I'm new to this whole thing and just got my first to tortise/turtle... Can anyone help me identify him?? I live in the Midwest if it helps.


----------



## leigti (Jun 2, 2015)

Welcome to the forum. I am not sure what type of tortoise that is but someone will be along soon to tell you. One suggestion I need to make however, is get rid of the aquarium rocks immediately. The tortoise could swallow them and cause major health issues. You can use orchid bark or coconut coir which is safe for them. You can even use clean dirt from your yard if it doesn't have any pesticides or fertilizers in it. Once you know what type of tortoise it is check out the species specific section for a care sheet that will tell you what you need as far as enclosures, diet etc. where did you get your tortoise?


----------



## kathyth (Jun 2, 2015)

Looks like a desert tortoise to me. Agree with the above. He cannot be on aquarium gravel. Needs dirt, water and a large. Predator proof, outdoor enclosure.


----------



## mikeylazer (Jun 2, 2015)

I agree, desert tortoise.

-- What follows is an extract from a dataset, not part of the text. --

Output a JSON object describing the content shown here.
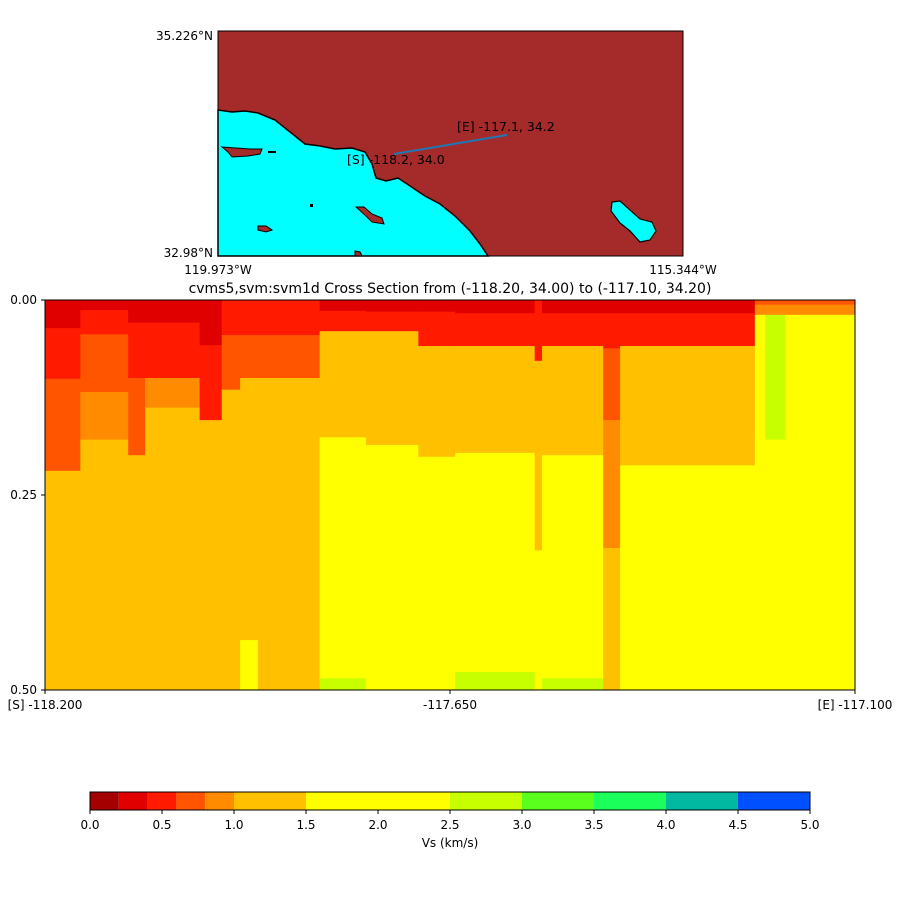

The tank is too small and overall everything could be changed. Good luck to you.


----------



## Yvonne G (Jun 2, 2015)

Hi, and welcome to the Forum!

Where did you get your new tortoise? Desert tortoises are not allowed out of their home states. Yours looks fairly young, but not a baby. More a "teen ager." He really needs to be set up outside. This is not a house pet. It is a wild animal and really needs to be outside.

He needs something like this:


----------



## sibi (Jun 2, 2015)

Nice setup, Yvonne. The desert tortoise is endangered or a protected species in some states. Do you have a large backyard? If not, consider what you have and do what's best for the tortoise please.


----------



## leigti (Jun 2, 2015)

Please don't get scared off by hearing that you're tortoise may be a protected species, endangered, or against the law to own in your state. All of this maybe true, but don't freak out just yet  i'm sure there are people here that can tell you what to do. You can do some research and see what the laws are for your state. There have been several posts on here from people in your same situation. Check out the Desert tortoise care sheet for now.


----------



## Gillian M (Jun 3, 2015)

A very warm welcome to the  forum.


----------